15 de diciembre de 2013

El arte de la concisión

El arte de escribir es el arte de acortar, decía Chejov. Algo similar nos enseña Stefan Zweig en "El mundo de ayer", su autobiografía. Además de ser un protagonista de excepción de la primera mitad del siglo XX, es un escritor con una pluma tan certera, que no sorprende el éxito que ha tenido y siguen teniendo muchas de sus obras.

Dedica unas páginas a explicar el proceso de escritura en sus libros. No tienen desperdicio. Algunas citas que me han gustado:

Descubrir una frase, incluso una palabra, cuya ausencia no disminuiría la precisión y a la vez aumentaría el ritmo.
Y para los que quieren llenar páginas y páginas, sin orden ni concierto, ésta otra:

Recuerdo una ocasión en la que me levanté del escritorio especialmente satisfecho del trabajo y mi mujer me dijo que tenía aspecto de haber llevado a cabo algo extraordinario. Y yo le contesté con orgullo: 
-Sí, he logrado borrar otro párrafo entero y así hacer más rápida la transición.

El ritmo, la brevedad, la sustancia:

Saber limitarme preferentemente a las formas más concisas, pero conservando siempre lo esencial.
De momento, lo dejamos aquí, para no ser incoherente con el artículo. Pero recuerda: "lo mejor de lo que se escribe está en la imaginación de quien lo lee", como dijo Mónica Fdez. Aceytuno, periodista y excelente divulgadora de la Naturaleza.

6 de diciembre de 2013

No estoy de acuerdo, necesito escucharte

La frase del título es de S. Covey. Fue citada en una de las excelentes sesiones de Ferrán Ramón Cortés, sobre comunicación para la negociación, a las que tuve la suerte de asistir, como alumno del MEGEC.
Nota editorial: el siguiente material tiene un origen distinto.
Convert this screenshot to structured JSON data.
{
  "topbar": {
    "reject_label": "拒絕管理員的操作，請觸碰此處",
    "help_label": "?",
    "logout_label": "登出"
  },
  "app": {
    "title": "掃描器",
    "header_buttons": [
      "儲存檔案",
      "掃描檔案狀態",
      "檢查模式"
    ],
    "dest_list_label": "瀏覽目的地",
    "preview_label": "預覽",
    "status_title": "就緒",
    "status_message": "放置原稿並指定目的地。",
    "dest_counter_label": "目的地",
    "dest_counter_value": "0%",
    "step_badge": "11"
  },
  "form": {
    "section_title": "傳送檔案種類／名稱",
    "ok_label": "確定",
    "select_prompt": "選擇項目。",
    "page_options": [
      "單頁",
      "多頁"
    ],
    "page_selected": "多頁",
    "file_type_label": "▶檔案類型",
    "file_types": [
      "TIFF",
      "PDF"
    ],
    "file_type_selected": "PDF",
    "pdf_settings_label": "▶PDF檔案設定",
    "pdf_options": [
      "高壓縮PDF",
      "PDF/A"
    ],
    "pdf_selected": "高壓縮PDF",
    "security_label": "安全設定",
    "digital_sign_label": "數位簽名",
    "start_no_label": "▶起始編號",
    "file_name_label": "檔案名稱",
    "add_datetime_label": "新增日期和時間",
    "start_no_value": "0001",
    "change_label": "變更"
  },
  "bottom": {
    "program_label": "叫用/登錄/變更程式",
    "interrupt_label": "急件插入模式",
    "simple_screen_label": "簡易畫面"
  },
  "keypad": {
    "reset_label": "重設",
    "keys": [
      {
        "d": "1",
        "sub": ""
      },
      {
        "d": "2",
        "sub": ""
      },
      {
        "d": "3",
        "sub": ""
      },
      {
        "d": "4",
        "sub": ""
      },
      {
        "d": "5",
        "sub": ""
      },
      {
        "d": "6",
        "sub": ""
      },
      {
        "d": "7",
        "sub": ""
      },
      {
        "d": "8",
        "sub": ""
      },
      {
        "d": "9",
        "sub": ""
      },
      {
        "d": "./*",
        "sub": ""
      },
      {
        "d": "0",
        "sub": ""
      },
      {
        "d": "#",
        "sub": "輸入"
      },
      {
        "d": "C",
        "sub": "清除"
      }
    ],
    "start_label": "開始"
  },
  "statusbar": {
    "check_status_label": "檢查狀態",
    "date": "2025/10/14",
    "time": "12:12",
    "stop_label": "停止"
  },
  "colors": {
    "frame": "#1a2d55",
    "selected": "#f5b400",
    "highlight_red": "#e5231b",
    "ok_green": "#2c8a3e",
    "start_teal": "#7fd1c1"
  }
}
Necesito escucharte, no "necesito explicarte", a ver si de una vez consigues entender. No. Para que la conversación sea realmente abierta, es preciso poner todos los medios a tu alcance para comprender las razones y motivaciones del interlocutor.


Escuchar parece sencillo, porque parece una actitud más pasiva que activa, pero no es así. El buen "escuchador" memoriza, procesa, pregunta y repregunta, intenta adecuar su pensamiento al del otro, etc. No se trata sólo de mirar con interés, que es primordial, sino de tener realmente interés. 
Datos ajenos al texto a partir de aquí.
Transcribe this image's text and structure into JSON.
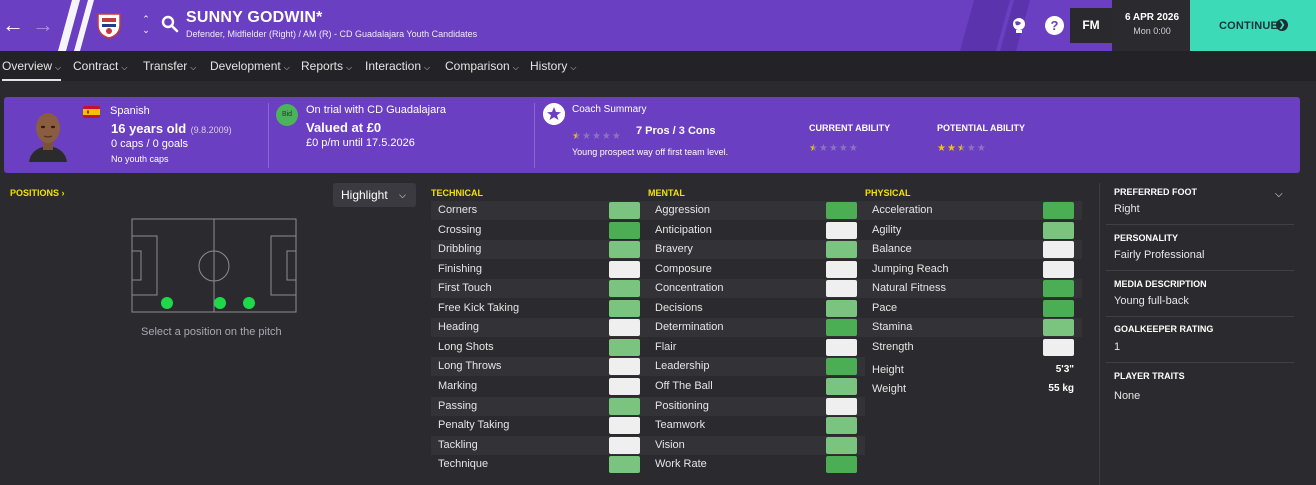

Algunas pistas que nos pueden ayudar a medir nuestro grado de atención, y por tanto la calidad de algo tan básico como la comunicación personal:




1. Irrumpo en la conversación, sin esperar a que el otro haya acabado.
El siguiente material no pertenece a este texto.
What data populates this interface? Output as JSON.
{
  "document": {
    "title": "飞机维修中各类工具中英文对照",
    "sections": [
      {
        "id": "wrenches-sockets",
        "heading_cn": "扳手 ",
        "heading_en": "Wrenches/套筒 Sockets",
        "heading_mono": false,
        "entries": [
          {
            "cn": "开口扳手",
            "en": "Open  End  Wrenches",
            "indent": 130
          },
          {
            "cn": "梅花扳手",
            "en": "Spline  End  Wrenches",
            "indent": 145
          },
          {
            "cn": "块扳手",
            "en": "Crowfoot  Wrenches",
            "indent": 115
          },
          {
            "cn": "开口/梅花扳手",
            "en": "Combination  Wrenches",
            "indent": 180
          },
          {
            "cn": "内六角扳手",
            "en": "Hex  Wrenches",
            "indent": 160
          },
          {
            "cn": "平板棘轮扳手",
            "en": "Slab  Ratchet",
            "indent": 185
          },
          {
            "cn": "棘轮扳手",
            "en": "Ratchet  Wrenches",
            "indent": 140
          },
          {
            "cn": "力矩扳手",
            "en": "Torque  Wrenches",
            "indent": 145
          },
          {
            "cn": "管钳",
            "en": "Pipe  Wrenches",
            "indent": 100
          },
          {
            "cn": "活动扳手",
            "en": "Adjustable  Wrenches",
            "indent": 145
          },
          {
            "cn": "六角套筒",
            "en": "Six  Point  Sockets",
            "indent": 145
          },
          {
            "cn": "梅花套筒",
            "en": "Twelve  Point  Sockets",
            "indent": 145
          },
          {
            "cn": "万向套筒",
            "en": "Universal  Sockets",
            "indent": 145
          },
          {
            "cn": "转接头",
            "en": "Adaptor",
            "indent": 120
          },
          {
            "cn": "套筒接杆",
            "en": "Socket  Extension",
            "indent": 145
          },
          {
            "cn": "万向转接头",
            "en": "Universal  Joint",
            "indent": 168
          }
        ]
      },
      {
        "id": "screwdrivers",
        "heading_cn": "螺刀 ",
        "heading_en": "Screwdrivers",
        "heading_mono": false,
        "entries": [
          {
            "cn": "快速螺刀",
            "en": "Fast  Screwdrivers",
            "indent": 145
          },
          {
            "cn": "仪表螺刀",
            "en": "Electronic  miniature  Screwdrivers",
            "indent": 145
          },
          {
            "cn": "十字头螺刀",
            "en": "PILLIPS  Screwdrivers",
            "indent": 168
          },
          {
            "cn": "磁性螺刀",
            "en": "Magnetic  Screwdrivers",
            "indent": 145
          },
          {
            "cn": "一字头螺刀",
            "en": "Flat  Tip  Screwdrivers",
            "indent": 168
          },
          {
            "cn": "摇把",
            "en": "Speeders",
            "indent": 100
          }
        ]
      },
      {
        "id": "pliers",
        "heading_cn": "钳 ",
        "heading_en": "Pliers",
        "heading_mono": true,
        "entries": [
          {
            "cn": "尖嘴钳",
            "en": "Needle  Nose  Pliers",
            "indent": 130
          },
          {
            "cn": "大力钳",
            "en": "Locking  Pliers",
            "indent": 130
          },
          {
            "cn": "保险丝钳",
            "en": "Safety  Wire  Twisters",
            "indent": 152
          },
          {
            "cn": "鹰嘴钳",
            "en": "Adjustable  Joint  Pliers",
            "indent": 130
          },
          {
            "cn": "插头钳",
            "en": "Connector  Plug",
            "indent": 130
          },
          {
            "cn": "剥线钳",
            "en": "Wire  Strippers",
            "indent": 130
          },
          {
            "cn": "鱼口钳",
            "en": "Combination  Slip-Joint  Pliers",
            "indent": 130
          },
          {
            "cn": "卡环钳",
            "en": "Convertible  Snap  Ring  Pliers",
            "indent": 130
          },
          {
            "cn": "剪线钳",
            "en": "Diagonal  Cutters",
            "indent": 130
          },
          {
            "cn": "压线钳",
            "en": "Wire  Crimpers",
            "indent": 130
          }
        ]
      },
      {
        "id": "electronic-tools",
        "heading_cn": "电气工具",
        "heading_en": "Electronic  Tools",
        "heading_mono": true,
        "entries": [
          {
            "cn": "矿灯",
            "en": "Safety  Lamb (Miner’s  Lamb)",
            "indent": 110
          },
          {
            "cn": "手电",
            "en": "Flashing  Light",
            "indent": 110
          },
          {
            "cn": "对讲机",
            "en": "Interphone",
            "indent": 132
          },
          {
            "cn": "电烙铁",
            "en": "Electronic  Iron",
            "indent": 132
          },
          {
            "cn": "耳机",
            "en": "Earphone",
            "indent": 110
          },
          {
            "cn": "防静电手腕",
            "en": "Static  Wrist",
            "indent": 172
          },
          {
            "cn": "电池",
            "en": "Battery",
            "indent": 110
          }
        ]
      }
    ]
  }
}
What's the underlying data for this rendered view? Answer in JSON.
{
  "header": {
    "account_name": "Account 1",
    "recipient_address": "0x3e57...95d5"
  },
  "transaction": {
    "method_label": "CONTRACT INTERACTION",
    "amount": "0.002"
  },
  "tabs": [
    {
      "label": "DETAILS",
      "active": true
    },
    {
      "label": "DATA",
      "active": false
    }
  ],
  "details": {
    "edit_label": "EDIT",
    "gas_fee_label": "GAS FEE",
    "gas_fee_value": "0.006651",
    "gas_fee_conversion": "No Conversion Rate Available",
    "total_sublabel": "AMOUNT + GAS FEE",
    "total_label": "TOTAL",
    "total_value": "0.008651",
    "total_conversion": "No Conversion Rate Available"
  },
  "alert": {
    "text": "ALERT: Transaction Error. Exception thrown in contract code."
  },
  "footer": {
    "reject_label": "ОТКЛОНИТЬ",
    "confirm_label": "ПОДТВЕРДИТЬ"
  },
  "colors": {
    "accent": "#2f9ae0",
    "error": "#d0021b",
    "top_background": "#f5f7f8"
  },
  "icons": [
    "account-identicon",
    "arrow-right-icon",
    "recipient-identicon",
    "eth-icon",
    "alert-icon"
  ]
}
2. Miro a los ojos, al menos de vez en cuando. Y si puedes esbozar una leve sonrisa, mejor.

3. Abierto al cambio. Si lo estás de modo habitual, tus escuchas serán más vivas, más activas.

4. Soy capaz de recordar los argumentos, las razones del otro de una conversación reciente, porque las valoré, las hice mías: me importaron.

5. El conflicto es un tema emocional. La discrepancia es normal y buena, pero el conflicto suele llegar por la forma en que nos comunicamos.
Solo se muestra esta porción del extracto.